Leave it to Mosca to gift every genre he tackles with a rudely anarchic, very London sort of swagger. In the space of only four solo 12"s, he's taken on dubstep, hip-hop, funky, garage and bassline. With Wavey he's taken another stylistic divergence into streamlined, tightly syncopated techno. So it's to his credit that everything he's produced sounds like him, and no-one else. Certain signifiers are present throughout: a constant tangle between smoothness and grit, clearly influenced by turn-of-the-millennium two-step; percussion that crumples like a pissed tumble down a club staircase; hyped MC chatter that toasts the track then vanishes. In keeping with that spirit, Wavey is a million miles apart from a lot of modern techno, which demands you maintain your composure even with a headful of cheap stimulants: Mosca's take on the genre has lobbed back a couple of rums and taken a running dive onto the dancefloor. The four tracks here - very appropriately named after club tipples ('Jager'; 'Dom Perignon') - all sound battered, in a chaotic but ultimately benign way. If you were to accidentally step on 'Wray 'n' Neph's boxfresh Nikes, he'd probably square up, eye up, screwface; then pause, grin, and throw a sweaty arm round your shoulder.

October & Borai - Sticky Fingers/Left Out [brstl]
Asusu - Sister/Too Much Time Has Passed [Livity]
Vessel - Wax Dance EP [A Future Without]

And we finish with another edition of Bristol Corner, as has become customary for Hyperspecific by now. That's partly down to this writer's personal bias, but mostly because there are very few places in the world currently churning out such consistently excellent electronic music. Lately, as if to keep pace with the city's new adventures in house music, two new hand-stamped white label imprints have sprung up: Livity and brstl. The former's second release is from Asusu, whose earlier music remained engaged with the dubstep/techno axis circa-2008. 'Too Much Time Has Passed' stays in that zone - it's a lovely, spiraling dub track that recalls Appleblim & Peverelist's already seminal Skull Disco collab 'Circling'. 'Sister' is closer to the Bristol of now, matching swung percussion and a four-to-the-floor kick to reedy treble drones.
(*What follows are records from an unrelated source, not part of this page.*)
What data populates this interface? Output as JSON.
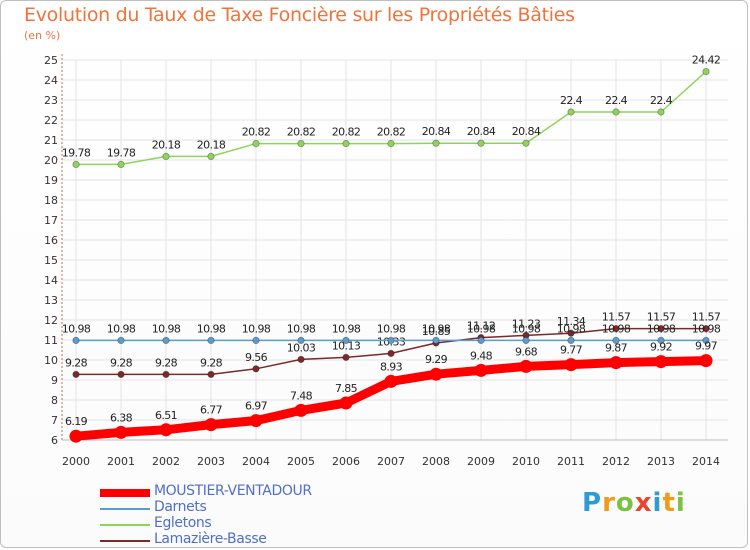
{
  "title": "Evolution du Taux de Taxe Foncière sur les Propriétés Bâties",
  "subtitle": "(en %)",
  "logo": {
    "letters": [
      "P",
      "r",
      "o",
      "x",
      "i",
      "t",
      "i"
    ],
    "colors": [
      "#2e9bd6",
      "#f29a1c",
      "#7cc142",
      "#e8462d",
      "#2e9bd6",
      "#f29a1c",
      "#7cc142"
    ]
  },
  "chart_data": {
    "type": "line",
    "title": "Evolution du Taux de Taxe Foncière sur les Propriétés Bâties",
    "ylabel": "(en %)",
    "xlabel": "",
    "ylim": [
      6,
      25
    ],
    "yticks": [
      6,
      7,
      8,
      9,
      10,
      11,
      12,
      13,
      14,
      15,
      16,
      17,
      18,
      19,
      20,
      21,
      22,
      23,
      24,
      25
    ],
    "categories": [
      "2000",
      "2001",
      "2002",
      "2003",
      "2004",
      "2005",
      "2006",
      "2007",
      "2008",
      "2009",
      "2010",
      "2011",
      "2012",
      "2013",
      "2014"
    ],
    "series": [
      {
        "name": "Lamazière-Basse",
        "color": "#7a2a2a",
        "values": [
          9.28,
          9.28,
          9.28,
          9.28,
          9.56,
          10.03,
          10.13,
          10.33,
          10.85,
          11.12,
          11.23,
          11.34,
          11.57,
          11.57,
          11.57
        ],
        "labels": [
          "9.28",
          "9.28",
          "9.28",
          "9.28",
          "9.56",
          "10.03",
          "10.13",
          "10.33",
          "10.85",
          "11.12",
          "11.23",
          "11.34",
          "11.57",
          "11.57",
          "11.57"
        ]
      },
      {
        "name": "Egletons",
        "color": "#8ed45b",
        "values": [
          19.78,
          19.78,
          20.18,
          20.18,
          20.82,
          20.82,
          20.82,
          20.82,
          20.84,
          20.84,
          20.84,
          22.4,
          22.4,
          22.4,
          24.42
        ],
        "labels": [
          "19.78",
          "19.78",
          "20.18",
          "20.18",
          "20.82",
          "20.82",
          "20.82",
          "20.82",
          "20.84",
          "20.84",
          "20.84",
          "22.4",
          "22.4",
          "22.4",
          "24.42"
        ]
      },
      {
        "name": "Darnets",
        "color": "#5b9bd1",
        "values": [
          10.98,
          10.98,
          10.98,
          10.98,
          10.98,
          10.98,
          10.98,
          10.98,
          10.98,
          10.98,
          10.98,
          10.98,
          10.98,
          10.98,
          10.98
        ],
        "labels": [
          "10.98",
          "10.98",
          "10.98",
          "10.98",
          "10.98",
          "10.98",
          "10.98",
          "10.98",
          "10.98",
          "10.98",
          "10.98",
          "10.98",
          "10.98",
          "10.98",
          "10.98"
        ]
      },
      {
        "name": "MOUSTIER-VENTADOUR",
        "color": "#ff0000",
        "values": [
          6.19,
          6.38,
          6.51,
          6.77,
          6.97,
          7.48,
          7.85,
          8.93,
          9.29,
          9.48,
          9.68,
          9.77,
          9.87,
          9.92,
          9.97
        ],
        "labels": [
          "6.19",
          "6.38",
          "6.51",
          "6.77",
          "6.97",
          "7.48",
          "7.85",
          "8.93",
          "9.29",
          "9.48",
          "9.68",
          "9.77",
          "9.87",
          "9.92",
          "9.97"
        ]
      }
    ],
    "legend": [
      "MOUSTIER-VENTADOUR",
      "Darnets",
      "Egletons",
      "Lamazière-Basse"
    ]
  }
}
Brstl's opening salvo is of an excellent pedigree. It's associated with both Idle Hands and Immerse - two labels already very much involved in the Bristol scene as it stands - and its first release comes from October & Borai. October's activities anticipated the city's current vogue for house music - he's been producing beautiful, live-sounding analogue house and releasing it through his old label Caravan for several years - so it's fitting that he's starting to gain wider recognition for his music. These collaborations with Borai are both nicely aligned with Kowton's current experiments in stripping house to the bone. 'Left Out' is composed of little other than tightly swung percussion, the odd stammer of human voice and thick, loping chords that drag out across its surface. 'Sticky Fingers' is slower and lonelier, its stringy chords and thin melodic lines better suited to nocturnal wanderings than peak-time club floors. Both tracks are fantastic, and it's released on a strictly limited, no digital basis, so it's worth snapping one up quickly.

If you've listened to Vessel's excellent mix for the Quietus, you'll have some idea what to expect from his new digi-only EP on Throwing Snow's label. Seb Gainsborough is something of a musical magpie - in the interview accompanying his mix we talked equally about footwork, gabba and James Ferraro. Wax Dance, however, is still pitched in the direction of house, albeit that of the knackered variety. He doesn't DJ out very often, which shows. These five tracks often feel less concerned with typical clubwise horizontal development than the establishment and maintenance of atmosphere. In that they're roundly successful - something in Gainsborough's treatment of melody is very reminiscent of Philip Jeck's ability to wring great quantities of emotional matter from antique vinyl. Still, they could all coax serious movement out of a club crowd. 'Cuba' and 'Trapped Wave' are both glorious - how I imagine Jeck would sound if he made sunken disco rather than scuffed ambient. Stunning stuff. It's only a shame they're digital only, these gorgeous miniatures would sound sexy on wax.